Je hangt daar, o duivelse creatie, aan weerszijden van het achterwiel, gedrapeerd over de bagagedrager als een zadel over een paard. Maar het is geen paard, dit stalen ros. Er is niets edels hier. Niets meer dan twee hamsterwangen, wachtend om opnieuw volgevreten te worden. Niets meer dan een fietsbalzak, voor slechts praktische doeleinden.
‘Jeej! Een plek!’ denk ik weleens, als ik naïef aan kom fietsen. Maar elk fietsenrek waar jij, gelijk een enorme vleesreet in een economy class vliegtuigstoel, in bent gepropt zit eensklaps vol. Niet één, maar drie plekken neem je in. Niet dat dat mij tegenhoudt. Met een been duw ik je hardhandig opzij om plaats te maken voor mijn wiel. Ik schuif mijn fiets naar voren, totdat mijn trappers verstrikt raken in je web van waterdicht polyester. Met geweld trek en duw ik ze erlangs en –overheen, maar er is altijd wel een clipje of een touwtje of een kabeltje dat in de kettingkast of spaken blijft hangen. Het geduld is tegen die tijd op en dus forceer ik in de hoop dat ik je sloop. Maar zulks gebeurt nooit. De grootste kwellingen zijn blijkbaar vervaardigd van het duurzaamste materiaal.
Als ík iets mee moet nemen op de fiets, gebruik ik een tas of een zak. Die pak ik dan speciaal. Maar jij hangt daar gewoon, als een permanente ruimteverkwister.
‘Wie zijn die mensen?’ vraag ik me tussen het knarsen van mijn tanden af. ‘Wie is er zo lui en vervoert zoveel goederen dat er ALTIJD twee enorme zakken op de fiets gemonteerd dienen te zijn? Welke lul of kut…’ en daar stokt de gedachtevraag. Het maakt namelijk niet uit. Er zijn nu eenmaal lullen en kutten die hun fietsbalzakken en –melktieten graag tezamen met hun verroeste velo’s onafgebroken in de buitenlucht parkeren. Die mensen zijn er. Ik ken ze niet. Ik zal nooit vrienden met ze zijn. Het bezitten en gebruiken van zo’n vuil, stinkend, afzichtelijk, vast bevestigd synthetisch apparaat getuigt van een levenshouding waarmee ik me op geen enkele manier kan identificeren. Misschien houd je ook van voetbal, of smelt je net als ik van nostalgie en keelpijn tijdens het meeblèren van Sweet Child O’ Mine, maar ik kan je niet in de ogen aankijken. Ik wil het niet. Ik vertik het.
Want wat je ook doet, waar je ook gaat en wie je ook bewondert*, jij kiest voor de fietstas.
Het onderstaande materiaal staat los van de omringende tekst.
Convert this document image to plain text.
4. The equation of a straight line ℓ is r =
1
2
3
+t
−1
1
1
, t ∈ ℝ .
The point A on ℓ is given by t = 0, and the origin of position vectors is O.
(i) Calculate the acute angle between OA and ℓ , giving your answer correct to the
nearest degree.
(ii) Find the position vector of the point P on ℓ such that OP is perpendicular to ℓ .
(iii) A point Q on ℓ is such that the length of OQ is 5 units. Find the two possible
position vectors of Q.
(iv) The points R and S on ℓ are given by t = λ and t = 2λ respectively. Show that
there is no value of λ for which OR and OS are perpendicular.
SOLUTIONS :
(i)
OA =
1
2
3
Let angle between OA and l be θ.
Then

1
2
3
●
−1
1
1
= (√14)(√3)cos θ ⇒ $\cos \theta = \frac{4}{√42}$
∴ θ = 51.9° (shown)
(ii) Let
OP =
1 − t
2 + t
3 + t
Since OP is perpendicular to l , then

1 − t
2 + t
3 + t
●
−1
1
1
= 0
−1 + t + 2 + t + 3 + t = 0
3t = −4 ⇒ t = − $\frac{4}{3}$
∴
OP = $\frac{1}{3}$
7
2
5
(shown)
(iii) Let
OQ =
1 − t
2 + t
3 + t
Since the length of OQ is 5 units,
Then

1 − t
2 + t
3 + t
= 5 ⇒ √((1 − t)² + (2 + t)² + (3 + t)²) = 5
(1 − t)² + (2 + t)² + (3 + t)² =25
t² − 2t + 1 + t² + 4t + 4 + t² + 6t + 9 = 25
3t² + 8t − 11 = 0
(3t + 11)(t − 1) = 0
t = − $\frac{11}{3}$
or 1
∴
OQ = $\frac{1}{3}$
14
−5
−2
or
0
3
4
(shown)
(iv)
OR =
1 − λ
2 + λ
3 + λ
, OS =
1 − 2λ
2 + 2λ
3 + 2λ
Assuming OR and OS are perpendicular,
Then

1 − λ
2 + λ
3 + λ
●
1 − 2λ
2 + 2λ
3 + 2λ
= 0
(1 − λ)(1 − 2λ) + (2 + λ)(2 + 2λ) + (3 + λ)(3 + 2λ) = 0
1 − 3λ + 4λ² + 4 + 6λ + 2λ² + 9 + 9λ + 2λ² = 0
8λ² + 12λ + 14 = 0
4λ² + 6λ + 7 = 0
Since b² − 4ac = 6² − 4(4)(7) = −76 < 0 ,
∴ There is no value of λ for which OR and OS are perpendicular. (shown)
Jij maakt die keuze, willens en wetens, en negeert daarmee het leed van je medemens. Je hebt het recht niet. Niemand heeft het recht. Jij bent, bij gebrek aan een beter woord, superkut. Een beletsel in de ijdele zoektocht naar geluk. Een causaal element van deze ontwrichte maatschappij. Een kluit asociale modder, waarin alles wat leeft, verstikt. Daarom een vermanende boodschap, in een laatste, wanhopige daad van protest:
Flikker op, met je fucking fietstas.